The surprise for issue 34 comes courtesy of Santiago Reyaud (who also writes a Dredd) and Barry Renshaw as they resurrect Night Zero, an android cab driver who does, um, stuff. Look, it was a long time ago and I barely remember it. Luckily, it's fully accessible to new readers (or forgetful ones), as we see the hero, Tanner, being drawn into a crazy guy's murderous intentions because he's that sort of cabbie. The smart story with a little twist impresses, whilst the art is a little blocky but quite suits the story and clearly shows the action.
Another blast from the past is Bix Barton, still wibbling on about the rum and uncanny with the help of his cane, Michael. Mark Howard again brings us a tale of fourth wall breaking that will have readers scratching their heads and laughing out loud, also managing to bring back a character from 2000AD history that will delight ancient squaxx like me.
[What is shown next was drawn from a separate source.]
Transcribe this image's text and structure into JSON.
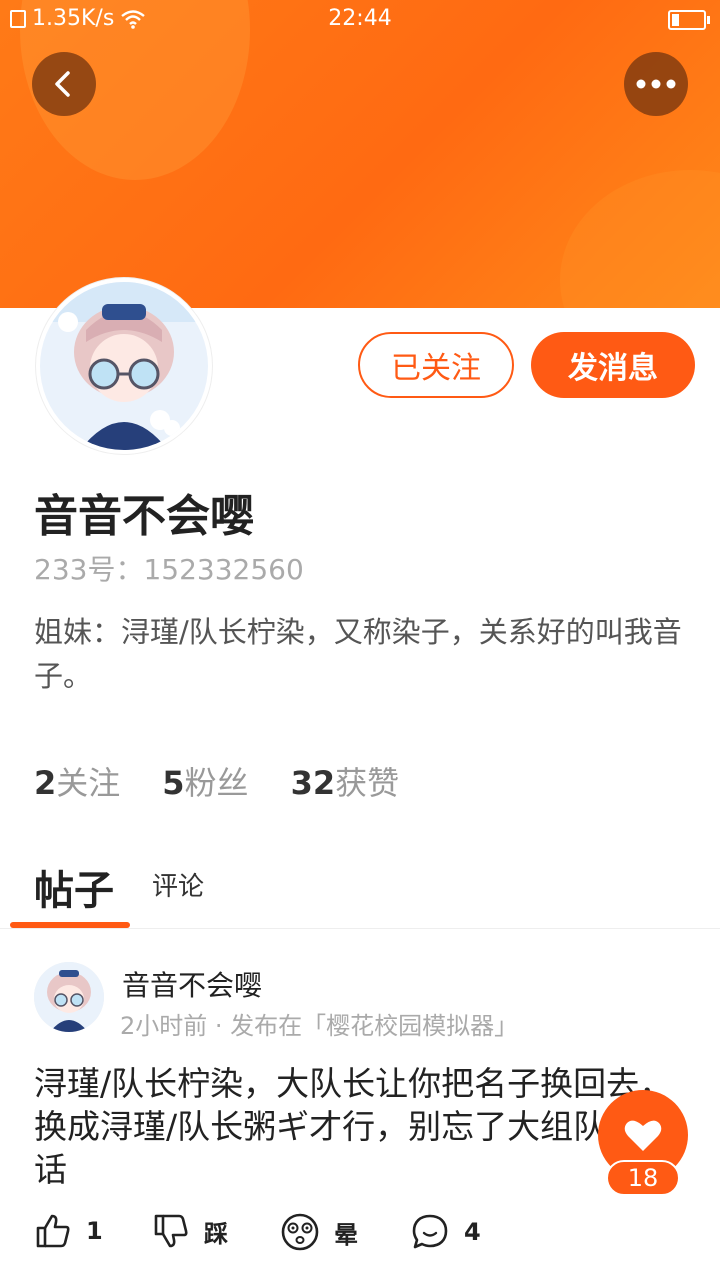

Simon B Hayes' art is pretty decent all round and this strip is a nice sidestep overall.
Finally we get a two page Strontium Dog story from artist/writer Brian Corcoran, and it's a perfectly condensed tale that doesn't waste too much time bringing the reader to the end gag. The art really stands out as well, full of detail yet never overcrowding the panels. A perfect way to end the issue.
As usual, Zarjaz manages to throw everything it can at the reader without missing a beat. The return of old favourites plus those nearly forgotten makes it a heady mix of thrills that Tharg himself would be proud of. Long may it continue.